Ideally, then, researchers would be able to tease out the beneficial ingredients of these games to create nonviolent versions that train brains just as effectively. So far these factors seem to include operating from a first-person point of view, managing multiple streams of information and goals, and making rapid decisions. Bavelier imagines a game in which you are on a planet where animals are suffering from a deadly disease. You are the veterinarian who must find them and inject them with lifesaving medicine. To add to the challenge, the disease is deadly to humans, so you cannot let them touch you. “It’s all the same dynamics of an action game,” says Bavelier, “but suddenly you’re doing good.”
What makes games fun and absorbing are rich graphics and sufficiently complex storylines. All of it stimulates the brain’s reward system—a jolt of dopamine, a neurotransmitter associated with pleasure that both encourages continued play and sparks learning. “The very mechanics that seem to make commercially successful games super-fun are also the ones that are seeming to have the positive effects in terms of brain plasticity,” says Alan Gershenfeld, president of E-Line Media, a company he co-founded to create games for learning, health and social impact.

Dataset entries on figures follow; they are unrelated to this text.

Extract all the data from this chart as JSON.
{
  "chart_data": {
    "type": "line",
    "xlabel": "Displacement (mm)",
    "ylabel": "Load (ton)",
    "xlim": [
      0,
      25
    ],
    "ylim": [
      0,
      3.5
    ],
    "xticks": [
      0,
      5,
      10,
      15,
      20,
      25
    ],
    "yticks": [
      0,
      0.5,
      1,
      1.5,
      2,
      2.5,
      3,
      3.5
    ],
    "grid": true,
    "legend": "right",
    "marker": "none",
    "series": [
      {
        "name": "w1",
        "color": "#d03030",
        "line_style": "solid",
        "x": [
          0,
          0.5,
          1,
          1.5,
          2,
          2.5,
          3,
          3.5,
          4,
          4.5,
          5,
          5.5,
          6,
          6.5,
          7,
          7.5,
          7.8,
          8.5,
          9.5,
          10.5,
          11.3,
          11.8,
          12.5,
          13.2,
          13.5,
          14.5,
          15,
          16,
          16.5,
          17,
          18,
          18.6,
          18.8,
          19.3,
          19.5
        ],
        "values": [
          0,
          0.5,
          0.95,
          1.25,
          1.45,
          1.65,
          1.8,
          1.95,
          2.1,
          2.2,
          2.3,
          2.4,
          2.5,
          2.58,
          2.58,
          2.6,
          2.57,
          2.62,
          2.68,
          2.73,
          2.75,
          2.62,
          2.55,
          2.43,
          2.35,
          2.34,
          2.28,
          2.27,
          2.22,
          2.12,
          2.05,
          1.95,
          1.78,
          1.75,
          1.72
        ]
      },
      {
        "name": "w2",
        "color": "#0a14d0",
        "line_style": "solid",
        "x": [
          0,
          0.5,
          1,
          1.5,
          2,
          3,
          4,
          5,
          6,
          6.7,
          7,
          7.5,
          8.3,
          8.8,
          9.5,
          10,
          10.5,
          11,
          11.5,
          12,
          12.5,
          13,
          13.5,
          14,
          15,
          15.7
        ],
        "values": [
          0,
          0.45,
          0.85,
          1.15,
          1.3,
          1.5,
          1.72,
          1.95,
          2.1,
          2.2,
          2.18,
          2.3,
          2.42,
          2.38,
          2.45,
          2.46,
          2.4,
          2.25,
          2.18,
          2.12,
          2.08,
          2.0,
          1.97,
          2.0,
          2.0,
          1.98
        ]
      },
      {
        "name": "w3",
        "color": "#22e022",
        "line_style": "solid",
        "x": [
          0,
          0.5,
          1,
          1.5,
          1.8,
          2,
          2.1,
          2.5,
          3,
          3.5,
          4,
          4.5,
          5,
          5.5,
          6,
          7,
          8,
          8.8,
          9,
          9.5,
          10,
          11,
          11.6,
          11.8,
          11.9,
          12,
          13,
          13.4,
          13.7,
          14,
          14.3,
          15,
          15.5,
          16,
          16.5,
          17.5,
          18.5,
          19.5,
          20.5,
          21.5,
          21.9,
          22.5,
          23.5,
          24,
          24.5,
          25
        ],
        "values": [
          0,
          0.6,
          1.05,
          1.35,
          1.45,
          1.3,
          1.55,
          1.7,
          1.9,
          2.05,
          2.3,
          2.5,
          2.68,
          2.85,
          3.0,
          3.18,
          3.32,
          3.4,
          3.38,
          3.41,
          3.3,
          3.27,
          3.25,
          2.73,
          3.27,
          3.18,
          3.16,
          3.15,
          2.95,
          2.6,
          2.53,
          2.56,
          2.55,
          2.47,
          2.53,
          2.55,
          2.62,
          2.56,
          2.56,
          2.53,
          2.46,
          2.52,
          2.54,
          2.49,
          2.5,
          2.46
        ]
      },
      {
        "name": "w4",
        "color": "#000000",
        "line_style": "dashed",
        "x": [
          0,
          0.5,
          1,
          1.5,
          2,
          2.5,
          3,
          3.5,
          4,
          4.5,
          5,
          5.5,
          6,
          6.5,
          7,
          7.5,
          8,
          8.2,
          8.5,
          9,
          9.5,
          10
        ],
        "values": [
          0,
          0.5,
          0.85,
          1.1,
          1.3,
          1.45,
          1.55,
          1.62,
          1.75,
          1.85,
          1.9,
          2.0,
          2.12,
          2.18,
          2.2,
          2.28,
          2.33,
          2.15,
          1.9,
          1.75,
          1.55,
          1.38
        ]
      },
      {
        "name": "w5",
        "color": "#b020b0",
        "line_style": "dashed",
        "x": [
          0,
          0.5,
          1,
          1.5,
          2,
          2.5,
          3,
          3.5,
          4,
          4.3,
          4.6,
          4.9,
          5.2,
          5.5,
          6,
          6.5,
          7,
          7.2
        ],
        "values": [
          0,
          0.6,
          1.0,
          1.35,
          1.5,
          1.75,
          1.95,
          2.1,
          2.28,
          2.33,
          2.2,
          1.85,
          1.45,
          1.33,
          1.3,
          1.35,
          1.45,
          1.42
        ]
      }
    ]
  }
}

Success in building a new suite of brain-changing games, however, will require not only good science but also partnerships between neuroscientists and expert game designers. Bavelier has joined forces with Gershenfeld, and the two are raising funds to develop what they say will be the first game “designed from the ground up” to take advantage of the new research: a nonviolent action game targeted at developing number sense in eight- to 14-year-olds.
Meanwhile some existing nonviolent video games may lead to other benefits. In a 2009 study Gentile found that pro-social games, those that require cooperation, make children more helpful and sociable. “I don’t believe action games are going to be the solution to everything—quite the contrary,” Bavelier says. Given that games are here to stay, getting the best out of them could be an epic win for everyone.